Sporormiaceae

Scientific classification
- Kingdom: Fungi
- Division: Ascomycota
- Class: Dothideomycetes
- Order: Pleosporales
- Family: Sporormiaceae Munk (1957)
- Type genus: Sporormia Munk (1957)
- Genera: See text

= Sporormiaceae =

Family of fungi

The Sporormiaceae are a family of fungi in the order Pleosporales.

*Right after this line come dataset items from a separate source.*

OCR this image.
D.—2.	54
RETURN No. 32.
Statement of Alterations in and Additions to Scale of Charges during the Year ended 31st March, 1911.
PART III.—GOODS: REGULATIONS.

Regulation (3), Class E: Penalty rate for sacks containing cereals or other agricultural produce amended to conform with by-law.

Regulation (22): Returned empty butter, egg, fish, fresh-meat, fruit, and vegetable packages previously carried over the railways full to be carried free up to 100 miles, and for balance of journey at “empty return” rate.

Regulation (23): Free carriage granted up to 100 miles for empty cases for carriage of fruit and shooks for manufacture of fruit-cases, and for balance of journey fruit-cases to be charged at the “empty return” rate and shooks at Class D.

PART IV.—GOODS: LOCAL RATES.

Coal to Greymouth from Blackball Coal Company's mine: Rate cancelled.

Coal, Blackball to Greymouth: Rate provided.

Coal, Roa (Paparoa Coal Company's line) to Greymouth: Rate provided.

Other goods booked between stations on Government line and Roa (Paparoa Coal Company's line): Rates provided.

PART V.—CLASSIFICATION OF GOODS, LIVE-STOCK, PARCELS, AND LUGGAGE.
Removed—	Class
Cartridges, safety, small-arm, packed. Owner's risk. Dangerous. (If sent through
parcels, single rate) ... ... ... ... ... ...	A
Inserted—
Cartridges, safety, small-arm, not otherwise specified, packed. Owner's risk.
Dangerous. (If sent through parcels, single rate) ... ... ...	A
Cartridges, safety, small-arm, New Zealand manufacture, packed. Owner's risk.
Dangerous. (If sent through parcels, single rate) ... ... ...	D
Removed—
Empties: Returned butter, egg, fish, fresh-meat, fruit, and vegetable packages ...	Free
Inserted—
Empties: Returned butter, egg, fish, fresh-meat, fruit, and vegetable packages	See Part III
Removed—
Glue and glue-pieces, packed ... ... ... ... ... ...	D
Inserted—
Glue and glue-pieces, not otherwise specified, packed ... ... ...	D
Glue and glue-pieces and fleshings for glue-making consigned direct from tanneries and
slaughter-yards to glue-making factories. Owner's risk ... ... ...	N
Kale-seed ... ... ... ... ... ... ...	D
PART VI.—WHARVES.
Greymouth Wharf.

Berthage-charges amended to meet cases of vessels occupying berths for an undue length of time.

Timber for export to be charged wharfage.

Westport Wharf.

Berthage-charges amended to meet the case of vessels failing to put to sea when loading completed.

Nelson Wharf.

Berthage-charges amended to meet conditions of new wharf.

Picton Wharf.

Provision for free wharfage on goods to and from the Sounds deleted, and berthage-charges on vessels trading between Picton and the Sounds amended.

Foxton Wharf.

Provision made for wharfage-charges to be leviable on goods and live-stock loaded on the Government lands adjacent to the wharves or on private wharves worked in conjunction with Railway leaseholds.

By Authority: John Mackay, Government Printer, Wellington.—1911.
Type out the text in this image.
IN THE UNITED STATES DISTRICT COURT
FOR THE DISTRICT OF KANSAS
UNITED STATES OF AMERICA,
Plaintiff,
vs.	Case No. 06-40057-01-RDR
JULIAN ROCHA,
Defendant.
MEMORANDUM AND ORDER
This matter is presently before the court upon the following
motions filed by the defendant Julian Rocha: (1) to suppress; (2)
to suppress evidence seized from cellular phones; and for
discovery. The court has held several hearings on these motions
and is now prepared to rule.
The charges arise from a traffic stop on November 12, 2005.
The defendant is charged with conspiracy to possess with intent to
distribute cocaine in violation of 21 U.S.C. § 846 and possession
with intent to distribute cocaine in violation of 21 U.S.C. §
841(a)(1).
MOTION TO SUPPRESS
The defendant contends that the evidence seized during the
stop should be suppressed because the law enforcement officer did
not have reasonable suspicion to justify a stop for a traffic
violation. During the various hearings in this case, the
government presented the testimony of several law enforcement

Taxa have a cosmopolitan distribution and are saprobic on dung (coprophilous) and rotting vegetation.

==Description==
The Sporormiaceae are characterized by having dark brown, septate spores with germ slits.

==Genera==
As accepted by GBIF;
- Anekabeeja Udaiyan & V.S.Hosagoudar, 1992
- Chaetopreussia M.Locquin-Linard, 1977 (2)
- Forliomyces Phukhams., Camporesi & K.D.Hyde, 2016 (2)
- Niesslella
- Pleophragmia Fuckel (4)
- Preussia Fuckel, 1867 (138)
- Preussiella Lodha
- Pycnidiophora
- Sparticola Phukhams., Ariyaw., Camporesi & K.D.Hyde, 2016 (7)
- Sporormia De Not., 1845 (37)
- Sporormiella Ellis & Everh., 1892 (79)
- Spororminula Aa, 1987
- Sporormurispora Wanas., Bulgakov, Gafforov & K.D.Hyde, 2018 (5)
- Westerdykella Stolk (34)

Figures in brackets are approx. how many species per genus.